After writing the article that “4 is the minimum number of hosts for VSAN” I received a lot of questions via email and on twitter etc about the cost associated with it and if this was a must. Let me start with saying that I wrote this article to get people thinking about Sizing their VSAN environment. When it comes to it, Virtual SAN and maintenance windows can be a difficult topic.
I guess there are a couple of things to consider here. Even in a regular storage environment you typically do upgrades in a rolling fashion meaning that if you have two controllers one will be upgraded while they other handles IO. In that case you are also at risk. The thing is though, as a virtualization administrator you have a bit more flexibility, and you expect certain features to work as expected like for instance vSphere HA. You need to ask yourself what is the level of risk I am willing to take, the level of risk I can take?

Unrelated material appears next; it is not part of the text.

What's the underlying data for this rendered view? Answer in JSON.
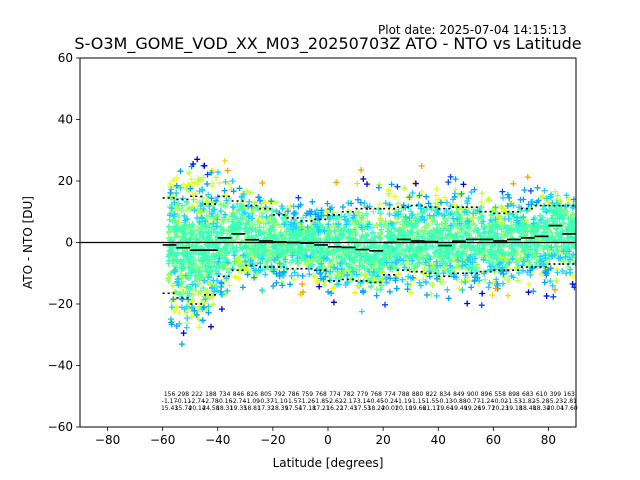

When it comes to placing a host in to Maintenance Mode, from a VSAN point of view you will need to ask yourself:
- Do I want to move data from one host to another to maintain availability levels?
- Do I just want to ensure data accessibility and take the risk of potential downtime during maintenance?
I guess there is something to say for either. When you move data from one node to another, to maintain availability levels, your “maintenance window” could be stretched extremely long. As you would potentially be copying TBs over the network from host to host it could take hours to complete. If your ESXi upgrade including a host reboot takes about 20 minutes, is it acceptable to wait for hours for the data to be migrated? Or do you take the risk, inform your users about the potential downtime, and as such do the maintenance with a higher risk but complete it in minutes rather than hours? After those 20 minutes VSAN would sync up again automatically, so no data loss etc.
It is impossible for me to give you advice on this one to be honest, I would highly recommend to also sit down with your storage team. Look at what their current procedures are today, what they have included in their SLA to the business (if there is one), and how they handle upgrades / periodic maintenance.